The first rule of slasher sequels is that you always up the body count and Final Destination 2 fails in this, the most basic requirement. It does, however, have a spectacular opening sequence featuring a logging track and a highway full of people driving heavy metal and plastic projectiles full of flammable liquid. It's pretty damn amazing and manages to outdo the original's plane explosion.
Unfortunately, it's all a bit of a letdown after that.
It's not that it's bad, per se - it's a fairly watchable film - it's just that the director (David R. Ellis - who would go on to direct Snakes on a Plane) doesn't have the same deft touch with building tension as James Wong. He's got the same setup - character has premonition, avoids own death and saves others, death itself starts coming for them - but the buildup to each inevitable death is just... I dunno, it almost feels like it's by-the-numbers.

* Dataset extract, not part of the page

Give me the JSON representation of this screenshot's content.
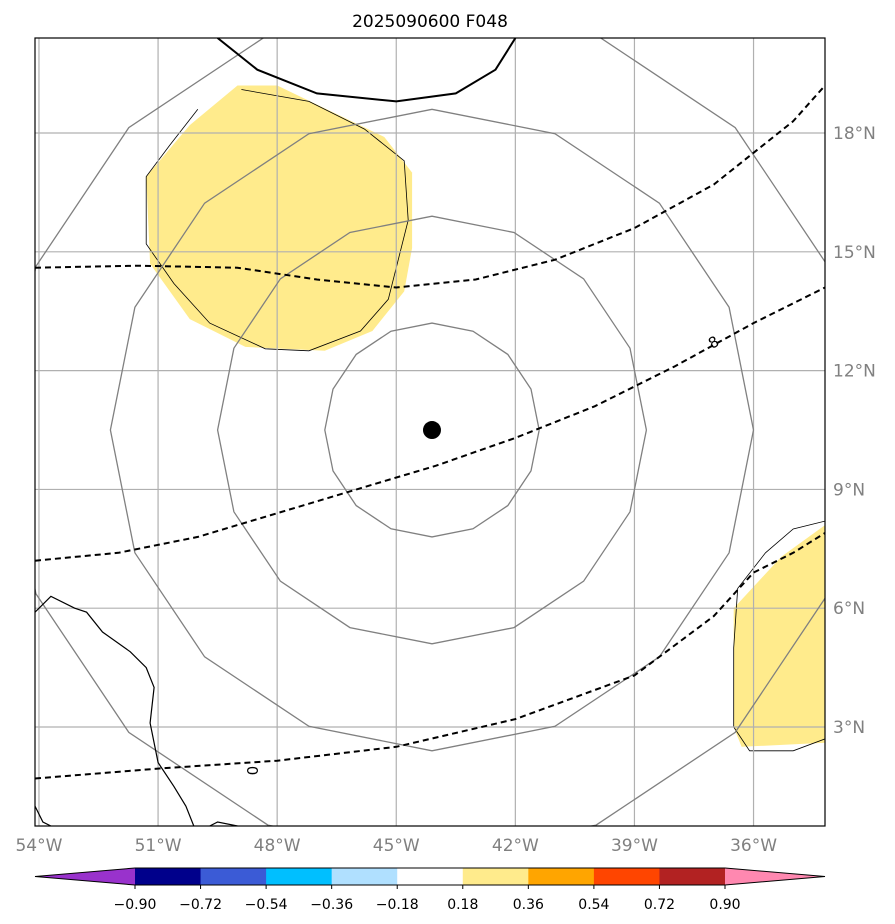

The closest he gets to building real tension is the kid in the dentist's office - which doesn't pay off at all. The death comes outside of the office and is basically the bus death from the first movie all over again.
|That log truck opening, though... Let's go watch that again.|
There's a little more universe building, which is another required aspect of a sequel. There are more rules, more Tony Todd and Ali Larter's Clear returns. The reasons for people dying are a little more convoluted than last time, as is the plan they hatch to save themselves. The deaths are decently done, but in addition to not having much buildup they're also... quick. Except for the death of the cokehead (sliced by flying barbed wire) each death is over in a flash, almost before we register that death has finally caught up with them. I THINK Ellis is trying for misdirection, but it ends up just - pardon me - killing any tension that he does manage to convey.
|I can't even remember how she got her head in there in the first place.|
There's also very little humor in this film, as opposed to the constant undercurrent of it in the first one. In fact it's so straight for so long that the final scene and it's gory denouement seem discordant. A dick joke at a funeral.
The Bottom Line
I feel like I was maybe a bit harsher on Final Destination 2 than it deserves. It's an okay film with better acting than the first film and some decent jumps and deaths. It's just not as much fun as the first one and watching it so soon after seeing the first made me more aware of the elements I disliked.